Dr. Jason Bowling, an expert in infectious diseases at UT Health San Antonio, explained that today's scientists know most people who are infected with the COVID virus -- including those in their seventies like the president, who is 74 -- will survive.

“Particularly now we've had advances of what care we can give people compared to the beginning of the pandemic, when we had less treatments, and we didn't fully understand what we could use,” Bowling said.

However, according to the Centers for Disease Control and Prevention, for people older than 65, their risk of severe COVID-19 increases dramatically. CDC said people between the ages of 65 and 74 face a five times greater risk of hospitalization and a 90 times greater risk of dying from COVID compared to those between the ages of 18 and 29.

President Trump has a couple of other known risk factors, Bowling said.

First, he is overweight. CDC said people who were obese were three times more likely to end up in the hospital with COVID-19, and those with a Body Mass Index over 40 were more likely to need a ventilator.

Second, he is a man. “In some studies, there's data that suggests that being male, for reasons that aren't fully understood, can put you at higher risk as well,” Bowling said.

Even more concerning, Bowling said, was that added risk factors may exponentially add risk.

“There's some data that shows the more risk factors you have, the higher your risk for having more severe illness definitely occurs,” Bowling said. “It's not clear if they're additive, or to what degree, but definitely having more risk factors puts you at higher risk of more severe illness, the need for hospitalization, ventilation ... those kinds of things.”

Knowing all of that, and with the understanding that symptoms of this disease can escalate quickly, Bowling said the hospital was probably the best place for the president, instead of treating him at the White House.

The medical setting would allow for constant, intensive monitoring. It would also enable doctors to administer experimental treatments that are currently only administered in the hospital, like Remdesivir. The president was reportedly on a five day regimen of the antiviral medication, which is administered intravenously, once a day.

The White House physician has also reported that President Trump received an experimental antibody treatment that is currently only available to those enrolled in research trials. Trump was granted a Food and Drug Administration “compassionate use” exception before being treated with a monoclonal antibody cocktail from pharmaceutical company Regeneron.

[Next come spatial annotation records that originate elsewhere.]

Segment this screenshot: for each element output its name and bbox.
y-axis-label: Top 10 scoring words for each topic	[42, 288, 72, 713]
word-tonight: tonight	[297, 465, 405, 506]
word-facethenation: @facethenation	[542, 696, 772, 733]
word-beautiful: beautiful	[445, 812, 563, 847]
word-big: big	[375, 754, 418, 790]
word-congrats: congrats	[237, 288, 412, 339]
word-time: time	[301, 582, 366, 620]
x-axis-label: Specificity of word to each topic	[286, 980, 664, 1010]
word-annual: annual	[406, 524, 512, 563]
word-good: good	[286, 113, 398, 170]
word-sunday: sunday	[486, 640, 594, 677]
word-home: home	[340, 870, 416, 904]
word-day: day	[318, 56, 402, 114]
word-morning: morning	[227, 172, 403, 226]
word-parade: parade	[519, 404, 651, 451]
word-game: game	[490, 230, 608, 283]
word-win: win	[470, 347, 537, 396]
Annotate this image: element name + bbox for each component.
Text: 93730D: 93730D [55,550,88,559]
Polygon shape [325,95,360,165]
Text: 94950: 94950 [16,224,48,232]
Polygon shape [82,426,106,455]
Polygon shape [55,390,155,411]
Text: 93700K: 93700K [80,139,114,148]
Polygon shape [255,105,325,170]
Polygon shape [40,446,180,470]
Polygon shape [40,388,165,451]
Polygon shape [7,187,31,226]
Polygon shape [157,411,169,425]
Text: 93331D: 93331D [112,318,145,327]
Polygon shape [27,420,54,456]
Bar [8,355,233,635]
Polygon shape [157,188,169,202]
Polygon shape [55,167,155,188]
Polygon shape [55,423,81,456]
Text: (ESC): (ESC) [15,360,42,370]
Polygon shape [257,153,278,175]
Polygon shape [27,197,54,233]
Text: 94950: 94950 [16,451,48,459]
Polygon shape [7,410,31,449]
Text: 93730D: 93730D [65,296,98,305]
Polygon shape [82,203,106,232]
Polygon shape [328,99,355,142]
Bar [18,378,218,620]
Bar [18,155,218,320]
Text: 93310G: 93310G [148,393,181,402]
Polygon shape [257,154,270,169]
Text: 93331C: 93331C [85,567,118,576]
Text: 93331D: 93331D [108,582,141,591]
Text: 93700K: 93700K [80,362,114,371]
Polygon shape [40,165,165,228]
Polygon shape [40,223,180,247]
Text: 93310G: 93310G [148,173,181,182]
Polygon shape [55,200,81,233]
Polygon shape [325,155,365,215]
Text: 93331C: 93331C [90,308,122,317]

“Basically, what you're doing with that is you're trying to use antibodies early on, to prevent the virus from being able to increase in numbers and cause more severe illness,” Bowling explained.

“The idea is that if you haven't experienced that infection before and haven't had a vaccine, you won't have antibodies," he explained. "But if you can use monoclonal antibodies, that'll help drive the virus down before it's allowed to increase the number and cause more severe sickness.”

Doctors remained optimistic on Saturday that Trump would recover fully.

But history has recorded that Wilson wasn’t so lucky. His peace talks went poorly. He came away from negotiations with almost none of what he had said was important to him as he led the U.S. into one of the greatest wars human civilization had ever experienced. Some members of Wilson’s inner circle reported the president never really recovered, according to Barry.

“After his illness, he just couldn't process information. He couldn't make a decision,” Barry said. “He could be pushed around.”

Barry also thought it was reasonable to link Wilson’s experience with H1N1 to a serious stroke he suffered later in the year that left him paralyzed.

The full impact of that stroke on the president’s ability to run the country was also obscured from everyone outside of Wilson’s immediate circle. Many historians agree that for the rest of Wilson's presidency, which ended in 1921, First Lady Edith Bolling Galt Wilson secretly ran the country for her husband.